Islands Review: A Test Of Patience That Will Cater To A Very Limited Market

‘ISLANDS’, an entry in Cinema One Filmfest, is an exercise in boredom that will test the ordinary viewer’s patience. We say ordinary because it might appeal to a very limited market of viewers with very looong attention spans and enjoy scenes that are extended on and on. But for us ordinary viewers who are used to the remote control, this is certainly sleep-inducing.

It opens with a male character reading a long letter in Visayan (turns out to be Luis Alandy as a tribesman), then Meryll Soriano answers in an equally long letter also in Visayan. It goes on and on then we see Marita Zobel lying in bed, not moving at all. After an interminably long period of just lying there, she moves and gets up, taking her sweet sweet time. Her daughter Irma Adlawan comes to visit her.

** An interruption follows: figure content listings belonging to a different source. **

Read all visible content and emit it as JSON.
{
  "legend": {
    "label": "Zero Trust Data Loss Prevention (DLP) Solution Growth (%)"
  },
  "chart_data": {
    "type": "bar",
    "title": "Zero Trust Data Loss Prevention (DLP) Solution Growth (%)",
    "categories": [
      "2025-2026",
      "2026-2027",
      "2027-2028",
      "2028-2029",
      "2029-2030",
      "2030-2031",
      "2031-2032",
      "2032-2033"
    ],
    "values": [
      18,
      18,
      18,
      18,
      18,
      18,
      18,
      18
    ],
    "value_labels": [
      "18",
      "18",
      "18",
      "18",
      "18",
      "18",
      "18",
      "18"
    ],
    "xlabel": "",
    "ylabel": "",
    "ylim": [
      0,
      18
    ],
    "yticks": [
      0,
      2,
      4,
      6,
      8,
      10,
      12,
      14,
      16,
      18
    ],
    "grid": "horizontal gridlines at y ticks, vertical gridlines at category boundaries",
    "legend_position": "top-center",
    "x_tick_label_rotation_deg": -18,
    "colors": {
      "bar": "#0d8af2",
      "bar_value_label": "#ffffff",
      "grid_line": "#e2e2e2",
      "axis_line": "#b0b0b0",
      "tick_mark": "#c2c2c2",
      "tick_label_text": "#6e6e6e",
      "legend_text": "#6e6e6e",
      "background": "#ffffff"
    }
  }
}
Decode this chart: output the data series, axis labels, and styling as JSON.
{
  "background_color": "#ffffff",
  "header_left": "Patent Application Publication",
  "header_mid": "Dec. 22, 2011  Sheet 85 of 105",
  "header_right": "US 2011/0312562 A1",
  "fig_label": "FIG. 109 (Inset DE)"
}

Then we see Benjamin Alves as an astronaut alone in his spacecraft exercising. Then we return to Marita Zobel and Irma Adlawan to what’s basically a reprise of their earlier scene, with some changes here and there. Then we go back to Luis Alandy, then to Benjamin Alves. By this time, more than 30 minutes have passed and still nothing much is happening. We know patience is a virtue but sorry, our patience has been tested and it’s been found wanting. At this point, my friends and I who’re watching the movie decided to just have dinner as we’ve had enough of what’s going on (or the lack of it) on screen.

Someone later told us the movie is about love. Well, we already know that the greatest thing you’ll ever know is to love and be loved in return. It was in a movie by Baz Luhrman, “Moulin Rouge”, that didn’t take forever to convey that.

About the winners in Cinema One Filmfest, it’s obvious that they give more importance to form rather than content among their entries. The films that won big time, like“Alamat ni China Doll”, “Riddles of My Homecoming” and “Bukas na Lang Sapagkat Gabi Na”, are all difficult to sit through. Just like “Islands”, they’re a test of patience and will cater to a limited market of viewers with indie sensibilities. Sometimes, the scenes don’t seem to make sense and not cohesive. But Cinema One head Ronald Arguelles justifies them, saying it’s all part of the film language. Ronald does not favour films that he calls old school, like“Sonata”, which we like but which he says is “luma na”. Oh well, to each his own. We have to respect each other’s preferences. But still and all, we prefer a movie that is more viewer-friendly, rather than the award-winning entries in this year’s Cinema One that are really difficult to sit through.